Some of the factors are age of the house, square footage, total number of rooms, number of bedrooms, number of bathrooms, specialty rooms, hardwood floors or not, fireplace or not, number of garages and whether attached, deck or porch or not, fenced or not, style of the house (colonial, tudor, etc.), lot size, nearby amenities such as a park or lake, exact address (which also acts as a proxy for local public good services, such as quality of the neighborhood schools), and date of the listing.
Note that most buyers of homes are also sellers of homes. When a family moves into a new home, it moves out of the old home (unless this is a first time home purchase or a purchase of a vacation home). Thus many of the factors which influence demand for homes also influence supply.
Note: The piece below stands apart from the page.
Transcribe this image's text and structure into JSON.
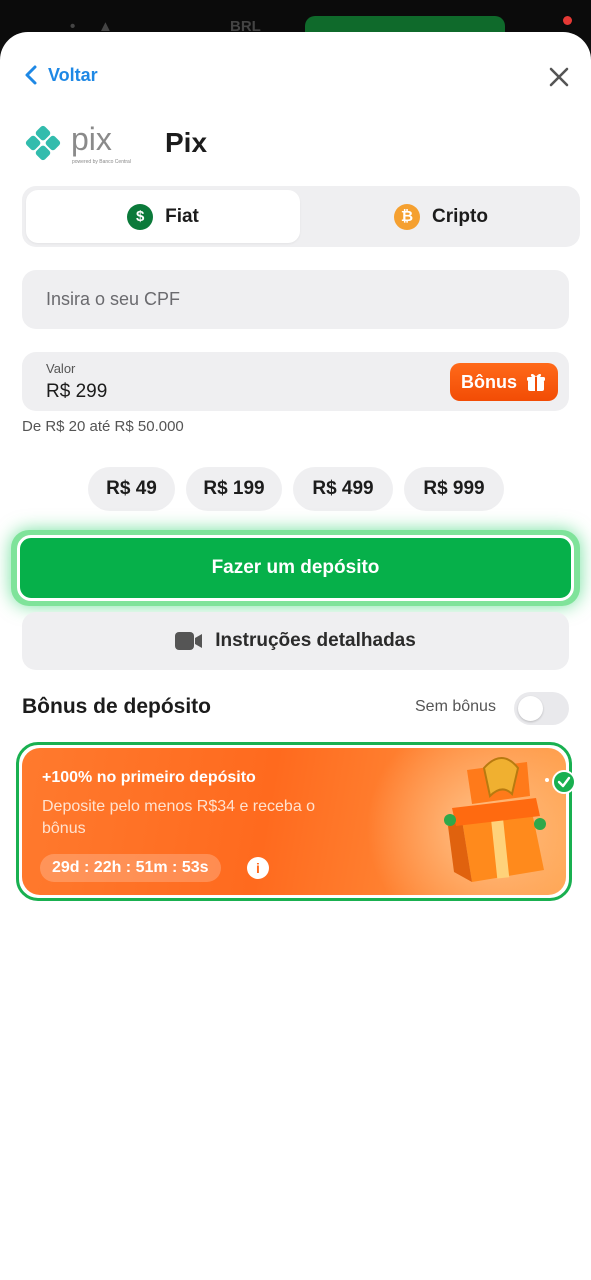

Some of these include one or more of the breadwinners in the family getting a new job and needing to relocate, a significant change in wealth (for example a major promotion, a loss of a job, or an inheritance) that makes alternative housing more desirable, and change in the number or health status of family members that makes the current house unsuitable.
For these reasons, and some other reasons too, buyers of homes, even those interested in purchasing the same house, are different from each other in some relevant respects. In other words, a seller might prefer to deal with one buyer over another. It is not just the properties that are differentiated. It is the people too. Can you think of some other factors that might differentiate the buyers?